In this installment of MarketSmiths’ Badvertising we ponder whether a controversial marketing event was more deserving of moral outrage or ardent praise. As usual, DO NOT TRY THIS AT HOME!
BBH Labs’ Homeless Hotspot Hoopla
There’s a classic episode of Seinfeld where Kramer and Newman come up with a harebrained scheme to hire homeless people to pull rickshaws. The folks over at the marketing firm of Bartle Bogle Hegarty (BBH Labs) in Austin, Texas must have thought that that was a good idea, because in 2012 they gave a bunch of homeless people twenty bucks, T-shirts that read: “I’m [name], a 4G hotspot” and then armed them with Verizon mobile hotspot devices. BBH said that it envisioned the program as a modernization of the newspapers that some homeless people sell, but (no surprise) others begged to differ.
Wired magazine espoused indignation: “It sounds like something out of a darkly satirical science-fiction dystopia.” There were accusations that BBH were “priming an affluent, iPad-toting public to think of that person as a commodity.” Influential tech bloggers like Tim Carmody worried that the homeless were being “turned not just into walking, talking hotspots, but walking, talking billboards.” Some took the tongue-in-cheek approach, writing on BBH’s own blog site that “My homeless hotspot keeps wandering out of range, and it’s ruining all my day trades!”
It appeared that the event was about as popular as a mobile dead zone—but not so fast. A few of the “human hotspots” didn’t see things that way. One volunteer, Clarence Jones, told the media: “Everyone thinks I’m getting the rough end of the stick, but I don’t feel that. I love talking to people and it’s a job. An honest day of work and pay.”
Saneel Radia, director of innovation at BBH Labs, defended the program: “We saw it as a means to raise awareness by giving homeless people a way to engage with mainstream society and talk to people.” Mitchell Gibbs, the director of the shelter that houses the project volunteers, was shocked by the criticism: “It’s an employment opportunity, regardless of who is offering it.” Then there’s this: Before BBH seemingly turned the homeless into homing beacons, they also created Underheard in New York, a project that gave four homeless men mobile phones, Twitter accounts and unlimited texting to share their lives and tell their stories. There was controversy over that project as well, but one result was that one of the men was able to locate—and reunite—with his estranged daughter.

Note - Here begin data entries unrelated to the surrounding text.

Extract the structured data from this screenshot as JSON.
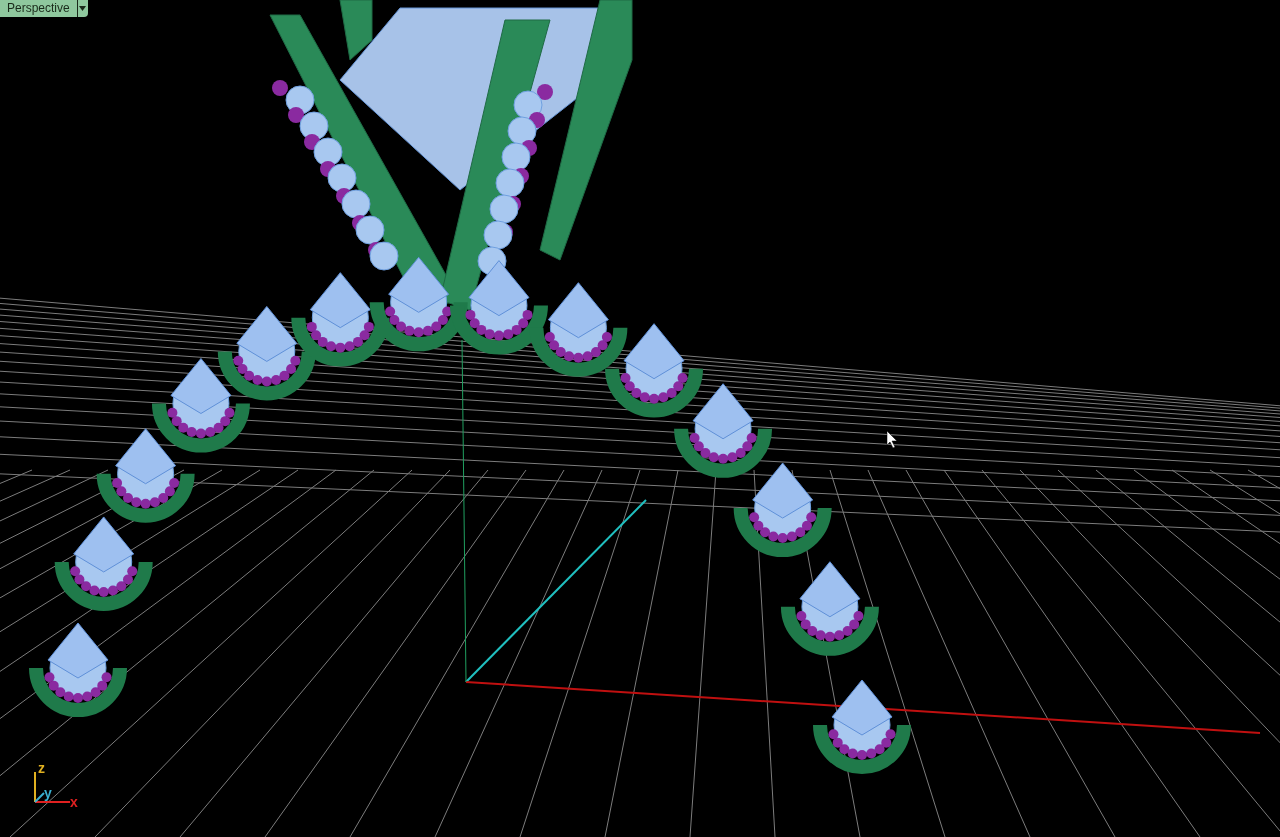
{
  "viewport": {
    "title": "Perspective"
  },
  "axis_icon": {
    "labels": [
      {
        "text": "z",
        "color": "#e0b020"
      },
      {
        "text": "y",
        "color": "#3ab0d0"
      },
      {
        "text": "x",
        "color": "#e02020"
      }
    ]
  }
}
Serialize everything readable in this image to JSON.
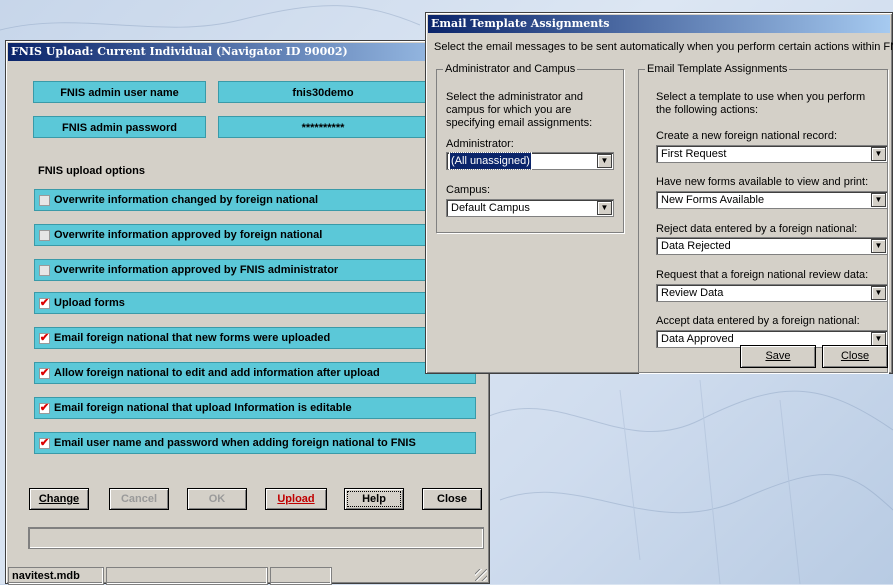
{
  "upload_window": {
    "title": "FNIS Upload: Current Individual (Navigator ID 90002)",
    "admin_user_label": "FNIS admin user name",
    "admin_user_value": "fnis30demo",
    "admin_password_label": "FNIS admin password",
    "admin_password_value": "**********",
    "options_title": "FNIS upload options",
    "options": [
      {
        "label": "Overwrite information changed by foreign national",
        "checked": false
      },
      {
        "label": "Overwrite information approved by foreign national",
        "checked": false
      },
      {
        "label": "Overwrite information approved by FNIS administrator",
        "checked": false
      },
      {
        "label": "Upload forms",
        "checked": true
      },
      {
        "label": "Email foreign national that new forms were uploaded",
        "checked": true
      },
      {
        "label": "Allow foreign national to edit and add information after upload",
        "checked": true
      },
      {
        "label": "Email foreign national that upload Information is editable",
        "checked": true
      },
      {
        "label": "Email user name and password when adding foreign national to FNIS",
        "checked": true
      }
    ],
    "buttons": {
      "change": "Change",
      "cancel": "Cancel",
      "ok": "OK",
      "upload": "Upload",
      "help": "Help",
      "close": "Close"
    },
    "status": {
      "db_file": "navitest.mdb"
    }
  },
  "email_window": {
    "title": "Email Template Assignments",
    "description": "Select the email messages to be sent automatically when you perform certain actions within FNIS:",
    "admin_group": {
      "legend": "Administrator and Campus",
      "text": "Select the administrator and campus for which you are specifying email assignments:",
      "administrator_label": "Administrator:",
      "administrator_value": "(All unassigned)",
      "campus_label": "Campus:",
      "campus_value": "Default Campus"
    },
    "template_group": {
      "legend": "Email Template Assignments",
      "text": "Select a template to use when you perform the following actions:",
      "actions": [
        {
          "label": "Create a new foreign national record:",
          "template": "First Request"
        },
        {
          "label": "Have new forms available to view and print:",
          "template": "New Forms Available"
        },
        {
          "label": "Reject data entered by a foreign national:",
          "template": "Data Rejected"
        },
        {
          "label": "Request that a foreign national review data:",
          "template": "Review Data"
        },
        {
          "label": "Accept data entered by a foreign national:",
          "template": "Data Approved"
        }
      ]
    },
    "buttons": {
      "save": "Save",
      "close": "Close"
    }
  }
}
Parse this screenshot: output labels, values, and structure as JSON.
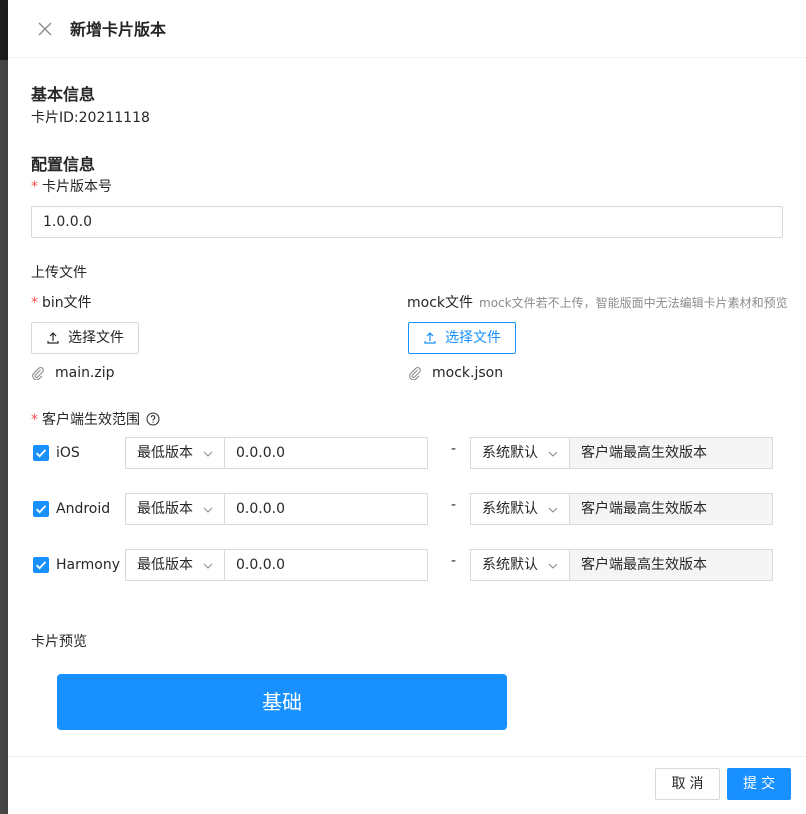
{
  "drawer": {
    "title": "新增卡片版本"
  },
  "basic": {
    "title": "基本信息",
    "card_id_text": "卡片ID:20211118"
  },
  "config": {
    "title": "配置信息",
    "version_label": "卡片版本号",
    "version_value": "1.0.0.0"
  },
  "upload": {
    "title": "上传文件",
    "bin": {
      "label": "bin文件",
      "button_label": "选择文件",
      "file_name": "main.zip"
    },
    "mock": {
      "label": "mock文件",
      "hint": "mock文件若不上传，智能版面中无法编辑卡片素材和预览",
      "button_label": "选择文件",
      "file_name": "mock.json"
    }
  },
  "client_range": {
    "label": "客户端生效范围",
    "platforms": [
      {
        "name": "iOS",
        "checked": true,
        "min_select": "最低版本",
        "min_version": "0.0.0.0",
        "dash": "-",
        "max_select": "系统默认",
        "max_placeholder": "客户端最高生效版本"
      },
      {
        "name": "Android",
        "checked": true,
        "min_select": "最低版本",
        "min_version": "0.0.0.0",
        "dash": "-",
        "max_select": "系统默认",
        "max_placeholder": "客户端最高生效版本"
      },
      {
        "name": "Harmony",
        "checked": true,
        "min_select": "最低版本",
        "min_version": "0.0.0.0",
        "dash": "-",
        "max_select": "系统默认",
        "max_placeholder": "客户端最高生效版本"
      }
    ]
  },
  "preview": {
    "title": "卡片预览",
    "button_label": "基础"
  },
  "footer": {
    "cancel_label": "取消",
    "submit_label": "提交"
  },
  "colors": {
    "primary": "#1890ff",
    "required": "#ff4d4f"
  },
  "icons": {
    "close": "close-icon",
    "upload": "upload-icon",
    "attachment": "paperclip-icon",
    "help": "question-circle-icon",
    "check": "check-icon",
    "chevron": "chevron-down-icon"
  }
}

So, was BBH’s project an act of charitable benevolence in order to raise awareness of the homeless, or objectification of real human beings in order to use them as a marketing gimmick? If it was only a marketing gimmick (and BBH is a marketing firm) it was one that, in this instance, required something else: recognition of another human being, one who is suffering. Sure, plenty of people deemed it was dehumanizing, but on reflection it was actually kind of the opposite: it was literally humanizing. Thinking about and looking at the homeless is hard, and a basic truth about our ad-driven society is that we sometimes have to skate close toward exploitation in order to raise awareness about serious issues. “We’re glad to have started a conversation about a population that is often treated as invisible,” said Ms. Radia. The debate about exploitation and advertising is a complicated one without a self-evident answer. So in the end, the debate about whether BBH were objectifying the homeless or empowering them is less important than the fact that it got people talking about the homeless, and thinking about their lives. Perhaps the righteous indignation should have been more focused on “homeless” rather than “hotspot.”